The Stability of Histone Acetyltransferase General Control Non-derepressible (Gcn) 5 Is Regulated by Cullin4-RING E3 Ubiquitin Ligase

摘要

Histone acetyltransferases play important roles in the regulation of chromatin structure and gene transcription. As one of the most important histone acetyltransferases, general control non-derepressible (Gcn) 5 has been linked to diverse cellular processes and tumorigenesis as well.

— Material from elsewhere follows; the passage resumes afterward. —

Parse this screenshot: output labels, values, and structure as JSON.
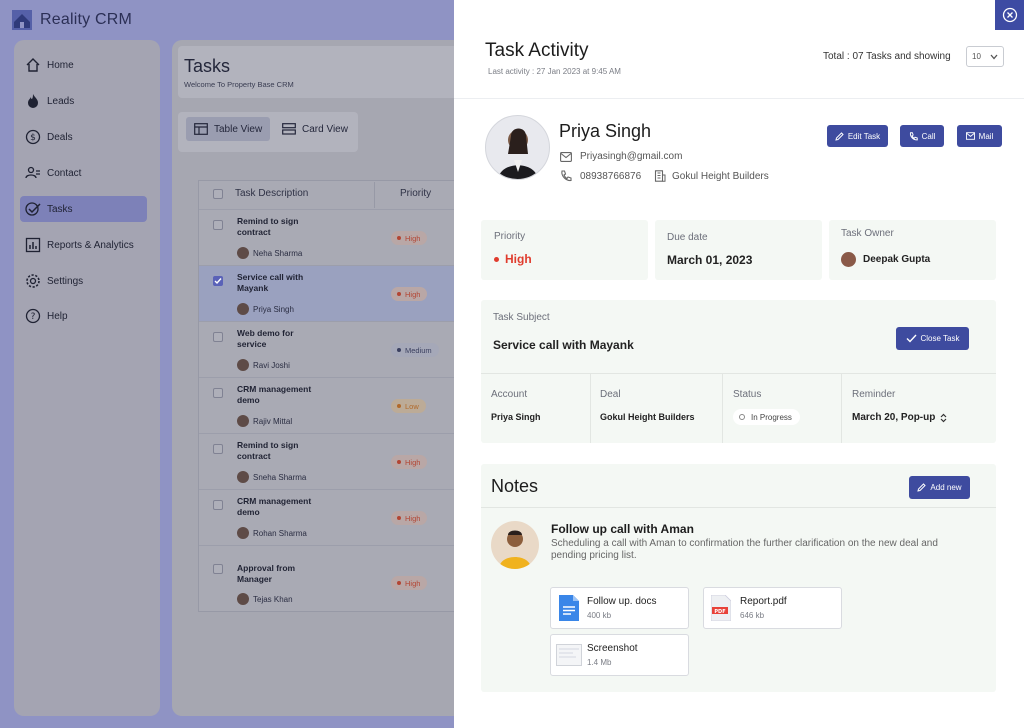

We have recently identified a functional link between Gcn5 and acidic nucleoplasmic DNA-binding protein 1 (And-1) that is elevated in multiple cancer cells and is essential for Gcn5 protein stability. However, the mechanism by which And-1 regulates Gcn5 protein stability remains unknown. Here we show that the ablation of Cullin4-RING E3 ubiquitin ligase (CRL4) leads to the stabilization of Gcn5 in cells with depleted And-1, and Cdc10-dependent transcript 2 (Cdt2) serves as a substrate receptor protein of CRL4. Overexpression of Cdt2 reduces the Gcn5 protein levels, and CRLCdt2 is sufficient to ubiquitinate Gcn5 both in vivo and in vitro. And-1 stabilizes Gcn5 by impairing the interaction between Gcn5 and CRLCdt2 and thereby preventing Gcn5 ubiquitination and degradation. The degradation of Gcn5 is not dependent on proliferating cell nuclear antigen, an important player involved in CRLCdt2-mediated protein degradation. Thus, CRLCdt2 and And-1 play an essential role in the regulation of Gcn5 protein stability. This study provides us with the mechanistic basis to develop alternative approaches to inhibit Gcn5 activity for cancer therapy.